Still, am off work again tomorrow for a flexi-day. Joan has a meeting in Bury so I have volunteered to take her. Very good of me I think. So we can have a bit of a lay in and I can relax when we get back (she has to go in to work). Of ocurse while relaxing I have to prepare some stuff for the appraisal that I didn't manage to do over the weekend through being asleep.
And another year has passed without Wimbledon-watching. The most I managed was 10 minutes on Friday while I was waiting for my jaw to go numb (these posh private dentists with tvs in their rooms). Can't say I'm surprised to see Henman not win again though. I wonder if we will ever have champions at half the sports we invented in this country again. And from the race reports it is just possible that Formula 1 is beginning to get interesting again so I might give a stab at watching the next race. Which I think will be the British GP so worth a look in any event.

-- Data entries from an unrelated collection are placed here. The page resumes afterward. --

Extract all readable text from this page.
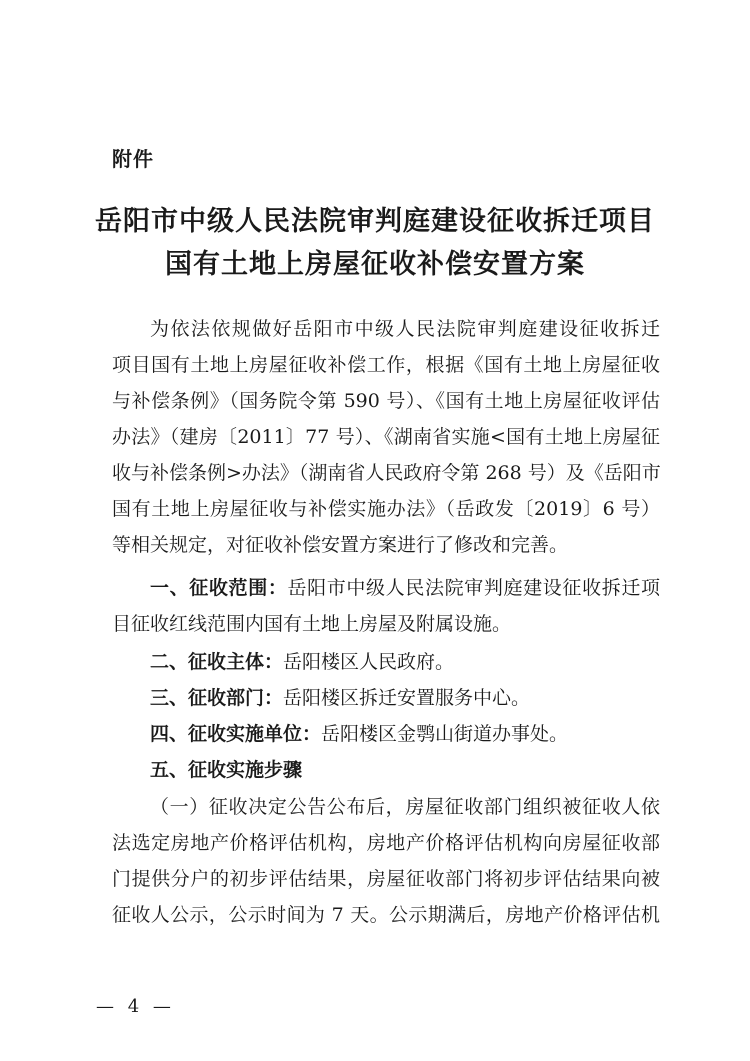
附件
岳阳市中级人民法院审判庭建设征收拆迁项目
国有土地上房屋征收补偿安置方案
为依法依规做好岳阳市中级人民法院审判庭建设征收拆迁
项目国有土地上房屋征收补偿工作，根据《国有土地上房屋征收
与补偿条例》（国务院令第 590 号）、《国有土地上房屋征收评估
办法》（建房〔2011〕77 号）、《湖南省实施<国有土地上房屋征
收与补偿条例>办法》（湖南省人民政府令第 268 号）及《岳阳市
国有土地上房屋征收与补偿实施办法》（岳政发〔2019〕6 号）
等相关规定，对征收补偿安置方案进行了修改和完善。
一、征收范围：岳阳市中级人民法院审判庭建设征收拆迁项
目征收红线范围内国有土地上房屋及附属设施。
二、征收主体：岳阳楼区人民政府。
三、征收部门：岳阳楼区拆迁安置服务中心。
四、征收实施单位：岳阳楼区金鹗山街道办事处。
五、征收实施步骤
（一）征收决定公告公布后，房屋征收部门组织被征收人依
法选定房地产价格评估机构，房地产价格评估机构向房屋征收部
门提供分户的初步评估结果，房屋征收部门将初步评估结果向被
征收人公示，公示时间为 7 天。公示期满后，房地产价格评估机
— 4 —
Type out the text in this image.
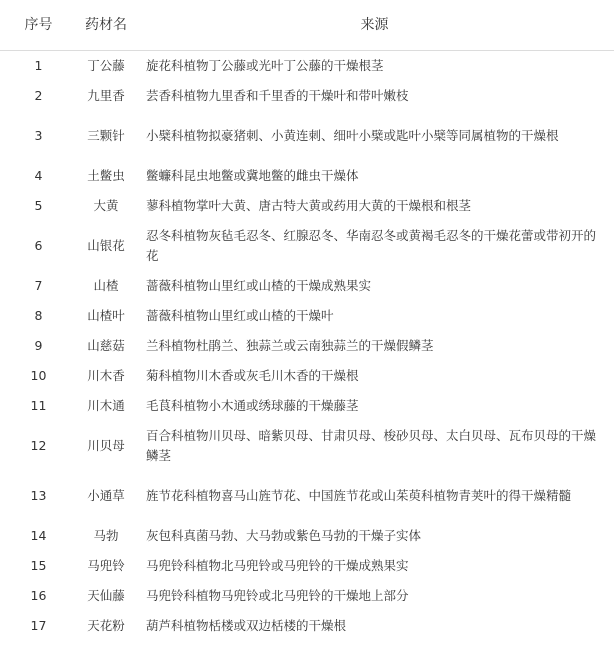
序号	药材名	来源
1	丁公藤	旋花科植物丁公藤或光叶丁公藤的干燥根茎
2	九里香	芸香科植物九里香和千里香的干燥叶和带叶嫩枝
3	三颗针	小檗科植物拟豪猪刺、小黄连刺、细叶小檗或匙叶小檗等同属植物的干燥根
4	土鳖虫	鳖蠊科昆虫地鳖或冀地鳖的雌虫干燥体
5	大黄	蓼科植物掌叶大黄、唐古特大黄或药用大黄的干燥根和根茎
6	山银花	忍冬科植物灰毡毛忍冬、红腺忍冬、华南忍冬或黄褐毛忍冬的干燥花蕾或带初开的花
7	山楂	蔷薇科植物山里红或山楂的干燥成熟果实
8	山楂叶	蔷薇科植物山里红或山楂的干燥叶
9	山慈菇	兰科植物杜鹃兰、独蒜兰或云南独蒜兰的干燥假鳞茎
10	川木香	菊科植物川木香或灰毛川木香的干燥根
11	川木通	毛茛科植物小木通或绣球藤的干燥藤茎
12	川贝母	百合科植物川贝母、暗紫贝母、甘肃贝母、梭砂贝母、太白贝母、瓦布贝母的干燥鳞茎
13	小通草	旌节花科植物喜马山旌节花、中国旌节花或山茱萸科植物青荚叶的得干燥精髓
14	马勃	灰包科真菌马勃、大马勃或紫色马勃的干燥子实体
15	马兜铃	马兜铃科植物北马兜铃或马兜铃的干燥成熟果实
16	天仙藤	马兜铃科植物马兜铃或北马兜铃的干燥地上部分
17	天花粉	葫芦科植物栝楼或双边栝楼的干燥根
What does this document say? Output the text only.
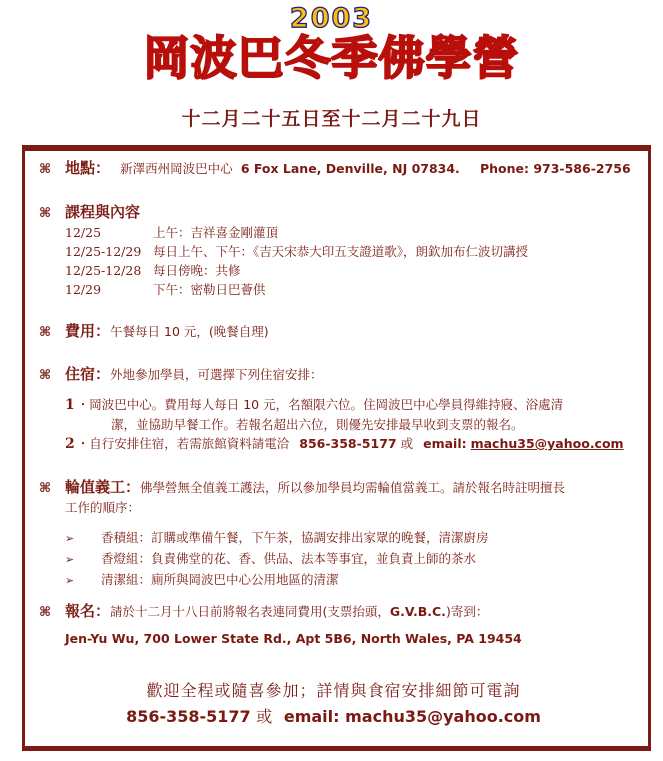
2003
岡波巴冬季佛學營
十二月二十五日至十二月二十九日
⌘ 地點： 新澤西州岡波巴中心 6 Fox Lane, Denville, NJ 07834. Phone: 973-586-2756
⌘ 課程與內容
12/25	上午：吉祥喜金剛灌頂
12/25-12/29 每日上午、下午：《吉天宋恭大印五支證道歌》，朗欽加布仁波切講授
12/25-12/28 每日傍晚：共修
12/29	下午：密勒日巴薈供
⌘ 費用：午餐每日 10 元，(晚餐自理)
⌘ 住宿：外地參加學員，可選擇下列住宿安排：
1 ・岡波巴中心。費用每人每日 10 元，名額限六位。住岡波巴中心學員得維持寢、浴處清
潔，並協助早餐工作。若報名超出六位，則優先安排最早收到支票的報名。
2 ・自行安排住宿，若需旅館資料請電洽 856-358-5177 或 email: machu35@yahoo.com
⌘ 輪值義工：佛學營無全值義工護法，所以參加學員均需輪值當義工。請於報名時註明擅長
工作的順序：
➢ 香積組：訂購或準備午餐，下午茶，協調安排出家眾的晚餐，清潔廚房
➢ 香燈組：負責佛堂的花、香、供品、法本等事宜，並負責上師的茶水
➢ 清潔組：廁所與岡波巴中心公用地區的清潔
⌘ 報名：請於十二月十八日前將報名表連同費用(支票抬頭，G.V.B.C.)寄到：
Jen-Yu Wu, 700 Lower State Rd., Apt 5B6, North Wales, PA 19454
歡迎全程或隨喜參加；詳情與食宿安排細節可電詢
856-358-5177 或 email: machu35@yahoo.com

In lucid moments I managed to finish the engineering history book yesterday. Not really what I was expecting but interesting anyway, if a bit technical. I shall have to look elsewhere though for a more in-depth study of how they built some of the grand structures of antiquity. Have now embarked on a mammoth re-read in the fiction department - Julian May's Exile/Galactic Milieu saga (9 books in all if you count the companion to the first four, 10 if you are reading the US versions) with book one: The Many-Coloured Land. I originally came across these in the mid-eighties and re-read the first 6 several times while waiting for the last three to turn up, but not read those since they did finally appear in the early '90s so it will be a mix of the very and slightly familiar. Definitely enjoying getting re-acquainted with the concepts and characters after at least 8 years absence. I think I will still slip in the non-fiction titles between each book though. Got to keep the brain ticking over.